Queen Elizabeth and Professor Uju Anya IPOB

Nigeria-born American professor at the Carnegie Mellon University, Uju Anya, has revealed her reasons for wishing the late Queen Elizabeth II of England “excruciating pain.”

Recall that Anya, on Thursday before the Queen’s death, had tweeted, saying, “I heard the chief monarch of a thieving raping genocidal empire is finally dying. May her pain be excruciating.”

Speaking during an interview with a foreign-based news platform, The CUT, she said the late Queen Elizabeth II’s throne “represents the legacy of enslavement and colonialism and its direct harm.”

The professor in the department of modern languages added that “the harm shaped my entire life and continues to be my story and that of the people she harmed.”

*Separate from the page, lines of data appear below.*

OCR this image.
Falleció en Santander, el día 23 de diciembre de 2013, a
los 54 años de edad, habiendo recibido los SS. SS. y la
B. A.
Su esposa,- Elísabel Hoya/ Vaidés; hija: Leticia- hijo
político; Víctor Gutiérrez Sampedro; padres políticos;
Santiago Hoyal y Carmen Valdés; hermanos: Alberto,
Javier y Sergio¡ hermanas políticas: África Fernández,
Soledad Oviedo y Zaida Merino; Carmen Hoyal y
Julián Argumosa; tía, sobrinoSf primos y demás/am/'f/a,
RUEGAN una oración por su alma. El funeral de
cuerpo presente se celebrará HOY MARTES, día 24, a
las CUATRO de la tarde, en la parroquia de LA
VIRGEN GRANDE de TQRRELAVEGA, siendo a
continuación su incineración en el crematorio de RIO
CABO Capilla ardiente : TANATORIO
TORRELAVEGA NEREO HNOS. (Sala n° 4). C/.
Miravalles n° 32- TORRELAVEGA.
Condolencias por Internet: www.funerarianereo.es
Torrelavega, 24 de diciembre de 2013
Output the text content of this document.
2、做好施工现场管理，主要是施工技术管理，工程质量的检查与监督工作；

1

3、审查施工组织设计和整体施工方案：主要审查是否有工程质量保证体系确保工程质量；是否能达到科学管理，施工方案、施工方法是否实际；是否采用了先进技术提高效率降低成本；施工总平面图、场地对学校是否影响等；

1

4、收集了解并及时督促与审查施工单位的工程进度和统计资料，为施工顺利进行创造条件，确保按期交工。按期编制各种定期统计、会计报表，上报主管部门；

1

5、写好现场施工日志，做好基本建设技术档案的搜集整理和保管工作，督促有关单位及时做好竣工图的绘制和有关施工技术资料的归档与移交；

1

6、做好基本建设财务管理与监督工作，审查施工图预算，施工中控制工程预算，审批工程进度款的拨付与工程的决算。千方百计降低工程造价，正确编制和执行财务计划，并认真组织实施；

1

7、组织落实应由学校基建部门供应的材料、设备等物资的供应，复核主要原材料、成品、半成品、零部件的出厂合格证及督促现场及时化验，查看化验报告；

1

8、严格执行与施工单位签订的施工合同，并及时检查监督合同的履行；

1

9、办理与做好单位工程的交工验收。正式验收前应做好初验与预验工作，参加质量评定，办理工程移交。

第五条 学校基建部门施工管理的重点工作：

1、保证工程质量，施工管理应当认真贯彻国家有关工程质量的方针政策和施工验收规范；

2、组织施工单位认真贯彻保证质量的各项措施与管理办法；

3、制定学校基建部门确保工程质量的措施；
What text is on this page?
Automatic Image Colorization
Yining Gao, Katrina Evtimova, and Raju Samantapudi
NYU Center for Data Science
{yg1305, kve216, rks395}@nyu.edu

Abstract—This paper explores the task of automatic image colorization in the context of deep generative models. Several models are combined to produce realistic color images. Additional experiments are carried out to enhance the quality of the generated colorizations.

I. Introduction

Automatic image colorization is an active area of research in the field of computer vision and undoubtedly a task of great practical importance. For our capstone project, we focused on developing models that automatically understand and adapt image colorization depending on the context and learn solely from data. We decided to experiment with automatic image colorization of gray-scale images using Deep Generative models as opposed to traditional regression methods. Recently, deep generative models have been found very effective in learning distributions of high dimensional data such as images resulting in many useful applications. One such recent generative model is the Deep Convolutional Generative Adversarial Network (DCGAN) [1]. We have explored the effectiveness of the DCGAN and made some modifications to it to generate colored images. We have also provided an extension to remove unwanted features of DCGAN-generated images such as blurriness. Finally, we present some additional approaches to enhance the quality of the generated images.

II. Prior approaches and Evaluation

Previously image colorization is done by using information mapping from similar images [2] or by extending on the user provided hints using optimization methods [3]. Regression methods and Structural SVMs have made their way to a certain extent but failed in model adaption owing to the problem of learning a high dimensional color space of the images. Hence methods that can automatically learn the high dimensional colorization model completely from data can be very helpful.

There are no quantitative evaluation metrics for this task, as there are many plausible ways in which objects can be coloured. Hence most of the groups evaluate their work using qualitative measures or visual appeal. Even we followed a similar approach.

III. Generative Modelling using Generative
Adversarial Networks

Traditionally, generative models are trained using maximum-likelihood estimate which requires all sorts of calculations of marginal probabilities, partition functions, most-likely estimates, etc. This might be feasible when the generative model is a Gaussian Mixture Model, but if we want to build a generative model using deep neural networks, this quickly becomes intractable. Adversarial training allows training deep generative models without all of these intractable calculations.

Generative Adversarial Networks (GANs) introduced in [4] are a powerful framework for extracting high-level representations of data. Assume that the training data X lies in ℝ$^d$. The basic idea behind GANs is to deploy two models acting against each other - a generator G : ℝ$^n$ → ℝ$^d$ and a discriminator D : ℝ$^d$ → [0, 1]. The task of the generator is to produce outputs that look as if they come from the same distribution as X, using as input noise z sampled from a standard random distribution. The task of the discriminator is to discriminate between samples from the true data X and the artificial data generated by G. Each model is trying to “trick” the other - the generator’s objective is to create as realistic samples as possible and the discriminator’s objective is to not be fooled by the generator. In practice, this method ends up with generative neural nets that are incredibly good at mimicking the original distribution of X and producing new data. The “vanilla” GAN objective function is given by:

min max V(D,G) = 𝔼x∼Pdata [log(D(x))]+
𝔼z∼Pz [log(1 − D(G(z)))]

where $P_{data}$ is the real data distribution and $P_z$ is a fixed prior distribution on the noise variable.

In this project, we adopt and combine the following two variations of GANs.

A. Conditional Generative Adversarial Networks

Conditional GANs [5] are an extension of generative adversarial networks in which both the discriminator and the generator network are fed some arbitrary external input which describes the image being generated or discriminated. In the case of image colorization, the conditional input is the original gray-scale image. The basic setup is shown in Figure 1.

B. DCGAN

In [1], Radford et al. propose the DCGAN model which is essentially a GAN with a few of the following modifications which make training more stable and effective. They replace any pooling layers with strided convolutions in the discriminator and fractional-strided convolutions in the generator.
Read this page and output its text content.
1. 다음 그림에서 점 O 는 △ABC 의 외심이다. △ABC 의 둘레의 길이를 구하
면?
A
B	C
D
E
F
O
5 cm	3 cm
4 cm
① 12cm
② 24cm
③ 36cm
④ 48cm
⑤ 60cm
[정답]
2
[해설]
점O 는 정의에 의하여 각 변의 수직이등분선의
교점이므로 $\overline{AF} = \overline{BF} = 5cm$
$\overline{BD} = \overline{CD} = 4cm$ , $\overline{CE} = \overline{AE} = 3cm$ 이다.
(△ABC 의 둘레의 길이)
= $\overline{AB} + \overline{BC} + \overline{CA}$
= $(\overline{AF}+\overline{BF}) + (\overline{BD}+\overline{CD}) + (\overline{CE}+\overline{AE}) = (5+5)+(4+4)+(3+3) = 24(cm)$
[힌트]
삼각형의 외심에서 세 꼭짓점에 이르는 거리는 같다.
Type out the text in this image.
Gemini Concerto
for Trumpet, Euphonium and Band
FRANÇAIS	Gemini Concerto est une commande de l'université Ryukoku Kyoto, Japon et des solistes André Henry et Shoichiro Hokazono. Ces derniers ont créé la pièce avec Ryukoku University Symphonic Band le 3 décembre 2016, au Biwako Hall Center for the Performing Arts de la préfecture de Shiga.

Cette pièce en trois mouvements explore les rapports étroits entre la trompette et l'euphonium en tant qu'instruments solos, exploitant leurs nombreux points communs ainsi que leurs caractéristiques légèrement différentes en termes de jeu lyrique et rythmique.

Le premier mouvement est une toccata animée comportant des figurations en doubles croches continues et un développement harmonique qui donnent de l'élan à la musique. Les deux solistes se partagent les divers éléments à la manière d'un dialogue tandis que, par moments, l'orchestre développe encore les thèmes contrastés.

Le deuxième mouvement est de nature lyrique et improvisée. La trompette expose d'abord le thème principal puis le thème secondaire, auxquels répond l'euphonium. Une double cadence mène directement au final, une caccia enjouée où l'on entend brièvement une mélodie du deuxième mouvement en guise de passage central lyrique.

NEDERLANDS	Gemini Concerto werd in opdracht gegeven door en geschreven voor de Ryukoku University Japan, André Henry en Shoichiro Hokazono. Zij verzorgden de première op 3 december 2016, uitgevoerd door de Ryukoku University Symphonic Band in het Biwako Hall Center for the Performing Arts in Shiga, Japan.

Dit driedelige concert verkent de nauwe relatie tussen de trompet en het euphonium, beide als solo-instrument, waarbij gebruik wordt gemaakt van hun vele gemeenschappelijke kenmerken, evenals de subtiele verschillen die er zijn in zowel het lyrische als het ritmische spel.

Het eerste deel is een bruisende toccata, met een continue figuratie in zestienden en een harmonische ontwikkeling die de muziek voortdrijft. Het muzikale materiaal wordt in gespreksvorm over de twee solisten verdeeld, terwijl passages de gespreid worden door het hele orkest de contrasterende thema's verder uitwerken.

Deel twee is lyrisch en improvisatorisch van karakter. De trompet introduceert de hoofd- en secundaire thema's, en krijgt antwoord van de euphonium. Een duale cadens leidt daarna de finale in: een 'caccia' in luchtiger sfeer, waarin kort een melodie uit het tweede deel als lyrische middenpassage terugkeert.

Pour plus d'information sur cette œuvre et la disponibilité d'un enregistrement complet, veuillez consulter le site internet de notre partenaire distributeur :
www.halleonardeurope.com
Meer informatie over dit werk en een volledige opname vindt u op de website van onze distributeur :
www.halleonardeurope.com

Anya said, “On Thursday, I was just reading the BBC, which had been making announcements that there were worries for the queen’s health and death was imminent. It brought on a whole lot of emotions and pain — primarily pain — about who this monarch was and what she represented, not just in the broad sense of what her throne represents, the legacy of enslavement and colonialism, but also the direct harm. People say, “Oh, she’s just a figurehead, she didn’t really do anything, as if she’s somehow withdrawn from this. They tell me, You’re talking about colonialism. Was that even in your lifetime?”

“My experience of who she was, and the British government she supervised, is a very painful one. The harm shaped my entire life and continues to be my story and that of the people she harmed — that her government harmed, that her kingdom harmed, however you want to frame it. The genocide of the Biafra killed 3 million Igbo people, and the British government wasn’t just in political support of the people who perpetrated this massacre; they directly funded it. They gave it political cover and legitimacy.

She told The CUT, “This wasn’t just something I just read about. I was born to colonial subjects on both sides of the family — one parent from Trinidad, where the British enslaved people, and one parent from Nigeria. They met in England at university and moved back to Nigeria after independence in 1960. My parents were survivors of this genocide. My three siblings, two of them under the age of 10 at the time, were survivors. My mother was pregnant with my brother, who was born during that time; he was a war baby. This was the legacy I was born into in 1976. I spent the first ten years of my life living in Nigeria, and there was always this specter of who was lost. My earliest memories were from living in a war-torn area, and rebuilding still hasn’t finished even today. Half of my family was slaughtered with guns and bombs that this queen sent to kill us.

“Queen Elizabeth was a representative of the cult of white womanhood.”